Every artist, whether it is an oil painter or a wallpaper designer, starts from scratch. Before they rush off and start grabbing materials off the shelves left and right, they first plan out their designs on paper. Hint: do the same!

Begin with a small sketch of how you envision your space. Jot down the colours, patterns, shapes, and everything else you want to add. Measure your relevant project area, whether it’s the corner of your living room that needs some spicing up or your entire guest bedroom – measure it! 

You are more likely to be successful at your interior design project if you have all the data (that would be the measurements, colour charts, visuals, etc.) first.

Simple is stylish

Simplicity is a reflection of elegance. One of the secrets of interior design / decorating is the power to convey emotions through simple elements. Most often, the only thing that is needed to emphasise the beauty of a decorative object is a well-positioned light, instead of an entire table surface cluttered with decor. 

This is exactly why the minimalist style is so successful – it values every single detail, including open spaces, and focuses on the absence of embellishments. 

Just see our example of a simple living room above by Porto Architects. Light colours, the minimum amount of decor, simple lines, soft patterns… yet it all combines in one ultra stylish space. 

Remember: less is more.

Create balance

For a seamless visual flow in a home, a balanced environment is crucial. This includes not just colour, but also elements. Think of the yin and yang: two perfect balances that, although different, complement each other. 

See our Gaia Design example above: white and black balance each other perfectly (white and black are safe colours to work with, as they are the most neutral tones in existence).  Now, notice the frames against the wall – they are situated slightly towards the right, not really in line with the two chairs in the front. However, to keep this space from “tipping over”, a lamp was added to the left side, filling the void left by the frames. 

This is an ideal example of how the placing of elements can create harmonious composition. Take a look at an existing space in your home (such as your dining room) – is there balance? If not, how would you add it?

Have to have harmony

For decor to truly work, it needs to exude harmony. A harmonious space grabs our attention; it wins our eyes and our hearts. And for this to take effect, the colour palette needs to work. 
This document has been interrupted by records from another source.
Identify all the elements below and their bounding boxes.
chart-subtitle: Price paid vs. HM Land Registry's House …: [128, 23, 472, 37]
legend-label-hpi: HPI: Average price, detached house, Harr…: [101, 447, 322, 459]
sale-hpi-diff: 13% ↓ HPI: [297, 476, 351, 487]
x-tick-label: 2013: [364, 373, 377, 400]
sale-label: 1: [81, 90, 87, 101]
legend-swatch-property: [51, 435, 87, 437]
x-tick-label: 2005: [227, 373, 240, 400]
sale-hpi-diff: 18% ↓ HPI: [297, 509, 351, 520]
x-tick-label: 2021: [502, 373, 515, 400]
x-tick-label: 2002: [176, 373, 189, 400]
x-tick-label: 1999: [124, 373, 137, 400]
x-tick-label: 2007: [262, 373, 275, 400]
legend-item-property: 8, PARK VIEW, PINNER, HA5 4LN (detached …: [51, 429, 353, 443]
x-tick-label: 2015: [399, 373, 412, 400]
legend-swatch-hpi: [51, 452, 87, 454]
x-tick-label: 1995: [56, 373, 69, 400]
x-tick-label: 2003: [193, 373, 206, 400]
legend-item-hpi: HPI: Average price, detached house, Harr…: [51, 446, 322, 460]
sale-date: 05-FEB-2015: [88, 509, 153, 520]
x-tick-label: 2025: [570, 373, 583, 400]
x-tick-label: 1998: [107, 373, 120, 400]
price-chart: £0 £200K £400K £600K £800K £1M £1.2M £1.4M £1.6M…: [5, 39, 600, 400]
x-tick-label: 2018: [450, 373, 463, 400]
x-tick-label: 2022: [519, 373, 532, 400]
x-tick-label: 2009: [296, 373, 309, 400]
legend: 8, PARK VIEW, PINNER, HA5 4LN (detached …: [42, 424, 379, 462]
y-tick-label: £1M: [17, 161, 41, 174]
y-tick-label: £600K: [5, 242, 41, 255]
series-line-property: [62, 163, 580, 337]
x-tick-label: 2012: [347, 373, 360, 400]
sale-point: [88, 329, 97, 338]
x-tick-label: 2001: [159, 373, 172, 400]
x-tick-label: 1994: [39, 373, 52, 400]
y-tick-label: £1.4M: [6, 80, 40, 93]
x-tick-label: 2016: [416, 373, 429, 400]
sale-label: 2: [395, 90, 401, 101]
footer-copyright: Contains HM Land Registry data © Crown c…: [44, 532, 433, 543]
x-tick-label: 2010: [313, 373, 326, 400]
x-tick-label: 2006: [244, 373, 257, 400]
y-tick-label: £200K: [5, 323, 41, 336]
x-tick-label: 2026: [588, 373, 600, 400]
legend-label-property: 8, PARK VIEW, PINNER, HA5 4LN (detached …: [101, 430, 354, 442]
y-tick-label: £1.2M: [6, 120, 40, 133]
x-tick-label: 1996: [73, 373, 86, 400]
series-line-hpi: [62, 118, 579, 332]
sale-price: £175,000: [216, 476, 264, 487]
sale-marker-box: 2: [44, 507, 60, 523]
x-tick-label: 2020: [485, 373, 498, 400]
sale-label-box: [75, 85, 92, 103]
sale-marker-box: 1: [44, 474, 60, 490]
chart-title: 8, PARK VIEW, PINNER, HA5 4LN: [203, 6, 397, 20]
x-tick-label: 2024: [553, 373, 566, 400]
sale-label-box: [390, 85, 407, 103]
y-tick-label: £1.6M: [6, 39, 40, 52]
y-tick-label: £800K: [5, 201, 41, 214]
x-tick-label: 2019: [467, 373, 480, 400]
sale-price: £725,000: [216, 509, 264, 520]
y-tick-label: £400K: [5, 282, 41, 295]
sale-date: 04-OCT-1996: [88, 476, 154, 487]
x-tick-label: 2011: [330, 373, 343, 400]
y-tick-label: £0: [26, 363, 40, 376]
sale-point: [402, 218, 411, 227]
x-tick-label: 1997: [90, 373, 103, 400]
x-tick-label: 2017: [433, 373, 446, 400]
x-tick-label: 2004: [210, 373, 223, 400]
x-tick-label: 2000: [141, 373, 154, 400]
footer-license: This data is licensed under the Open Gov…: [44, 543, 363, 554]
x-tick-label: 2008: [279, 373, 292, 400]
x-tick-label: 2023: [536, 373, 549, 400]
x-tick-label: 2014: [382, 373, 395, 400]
So, before rushing out to the nearest furniture store, choose your colour palette first. Will it be warms (reds, oranges, yellows, pinks), colds (blues, greens) or neutrals (browns, greys)? 

We recommend sticking with two to six colours (depending on your level of experience). Use two main tones to set your environment, and leave the others for the details (decor). And don’t forget to take your colour charts with you when you go shopping to ensure that what you buy is exactly what you want. 

A colour is not just a colour. See: How colours influence your bedroom.

Be practical

Your space should not only be beautiful, it should also be practical. After all, everything in a home is supposed to make our lives easier – that includes the decor. The only function of a scatter cushion, for example, is not just to beautify your couch. It can also be used for extra comfort, such as when you’re lounging with a good book or watching television. 

Think of a clever way in which your decor (or furniture) can have a practical function. For example, this modern wall art/sculpture in the bedroom above by Ameneirosrey pulls double duty as a clothes hanger. Practical, unique, modern, and also beautiful. Success!

Include a trend

The best ways to avoid mistakes while you’re learning is to follow an example. And, as you know, homify has some of the best examples of designed spaces, both interior and exterior. 

From bathrooms and kitchens to patios and wine cellars, our categories include just about every place in both your real house and your dream home. Choose a style that you admire (Scandinavian, modern, rustic, etc.), and see how that particular style (and the relevant designers / architects) made use of colours, patterns, and elements. And then try and copy that particular trend in your own home.

Good luck, and remember to have fun!